Petitions were later sent from all parts of Macedonia to the Congress of Berlin (13 June – 13 July 1878) stating that Macedonia should unite with Serbia and that it did not belong to any other country. The official statement reads:

As Serbs of true and pure stock, of the purest and most intrinsically Serbian country... We for the last time implore on our knees... That we may in some manner and by some means be freed from the slavery of five centuries, and united with our country, the Principality of Serbia, and that the tears of blood of the Serbian martyrs may be stanched so that they, too, may become useful members of the European community of nations and of the Christian world; we do not desire to exchange the harsh Turkish slavery for the vastly harsher and darker Bulgarian slavery, which will be worse and more intolerable than that of the Turks which we are at present enduring, and will compel us in the end either to slay all our own people, or to abandon our country, to abandon our holy places, and graves, and all that we hold dear...

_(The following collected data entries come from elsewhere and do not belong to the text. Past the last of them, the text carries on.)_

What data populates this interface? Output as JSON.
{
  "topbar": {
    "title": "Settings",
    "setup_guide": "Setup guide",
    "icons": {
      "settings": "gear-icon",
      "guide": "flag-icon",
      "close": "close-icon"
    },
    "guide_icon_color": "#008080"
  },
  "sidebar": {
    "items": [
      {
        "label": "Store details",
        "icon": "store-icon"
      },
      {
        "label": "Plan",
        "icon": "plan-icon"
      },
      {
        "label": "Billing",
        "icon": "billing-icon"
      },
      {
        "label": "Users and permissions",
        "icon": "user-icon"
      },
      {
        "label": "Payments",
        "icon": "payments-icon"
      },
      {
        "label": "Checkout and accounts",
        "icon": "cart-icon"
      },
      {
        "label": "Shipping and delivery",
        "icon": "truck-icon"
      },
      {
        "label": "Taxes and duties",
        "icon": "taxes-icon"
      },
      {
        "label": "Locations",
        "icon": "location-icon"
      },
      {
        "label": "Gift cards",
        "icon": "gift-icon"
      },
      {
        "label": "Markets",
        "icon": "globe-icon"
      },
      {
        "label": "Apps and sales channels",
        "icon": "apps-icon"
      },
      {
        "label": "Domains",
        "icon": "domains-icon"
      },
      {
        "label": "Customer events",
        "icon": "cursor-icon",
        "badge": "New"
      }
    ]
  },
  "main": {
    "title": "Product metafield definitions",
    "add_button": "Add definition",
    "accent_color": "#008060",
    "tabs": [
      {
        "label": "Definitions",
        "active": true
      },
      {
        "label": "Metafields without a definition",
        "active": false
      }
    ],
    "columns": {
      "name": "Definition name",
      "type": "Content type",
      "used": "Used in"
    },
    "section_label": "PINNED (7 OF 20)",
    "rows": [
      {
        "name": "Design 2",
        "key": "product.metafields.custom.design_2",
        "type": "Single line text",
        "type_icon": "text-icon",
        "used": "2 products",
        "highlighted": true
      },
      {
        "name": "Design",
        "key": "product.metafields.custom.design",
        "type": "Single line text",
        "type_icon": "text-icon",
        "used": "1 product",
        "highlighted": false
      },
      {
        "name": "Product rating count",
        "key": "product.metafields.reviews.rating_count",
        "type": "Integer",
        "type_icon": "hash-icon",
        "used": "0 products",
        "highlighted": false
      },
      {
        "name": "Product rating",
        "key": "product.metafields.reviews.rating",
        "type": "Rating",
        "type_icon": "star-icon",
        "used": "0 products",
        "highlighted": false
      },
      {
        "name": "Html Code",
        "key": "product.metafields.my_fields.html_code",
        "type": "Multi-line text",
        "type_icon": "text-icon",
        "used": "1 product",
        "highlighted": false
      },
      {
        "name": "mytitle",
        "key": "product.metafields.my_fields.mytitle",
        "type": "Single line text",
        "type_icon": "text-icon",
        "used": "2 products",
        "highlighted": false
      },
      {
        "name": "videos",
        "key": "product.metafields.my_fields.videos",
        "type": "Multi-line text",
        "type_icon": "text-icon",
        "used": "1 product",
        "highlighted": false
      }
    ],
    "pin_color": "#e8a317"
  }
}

After the war, the Serbian military government sent armament and aid to rebels in Kosovo and Macedonia. Christian rebel bands were formed all over the region. Many of those bands, privately organized and aided by the government, were established in Serbia and crossed into Ottoman territory.

At the beginning of 1880, some 65 rebel leaders (glavari), from almost all provinces in southern Old Serbia and Macedonia, sent an appeal to M. S. Milojević, the former commander of volunteers in the Serbian–Ottoman Wars of 1876–1878, asking him to, with requesting from the Serbian government, prepare 1,000 rifles and ammunition for them, that Milojević be commander of the rebels and that they be allowed to cross the border and start the rebellion. The leaders were among the most influential in the districts of Kumanovo, Kriva Palanka, Kočani, Štip, Veles, Prilep, Bitola, Ohrid, Kičevo and Skopje. The appeal was signed by Spiro Crne, Mihajlo Čakre, Dime Ristić-Šiće, Mladen Stojanović "Čakr-paša", Čerkez Ilija, Davče Trajković, and 59 other rebels and former volunteers in the Serbian army. The reply from the Serbian government is unknown; it is possible that it did not reply. From these intentions, only in the Poreče region, an ethnically uniform compact province, a larger result was achieved. In Poreče, whole villages turned on the Ottomans. Viewed of as a continuation of the Kumanovo Uprising, the Brsjak Revolt began on 14 October 1880, and broke out in the nahiya of Kičevo, Poreče, Bitola and Prilep. The movement was active for little more than a year, finally being suppressed by the Ottoman jandarma (gendarmerie).

==Legacy==
The uprising is commemorated in epic poetry from Macedonia.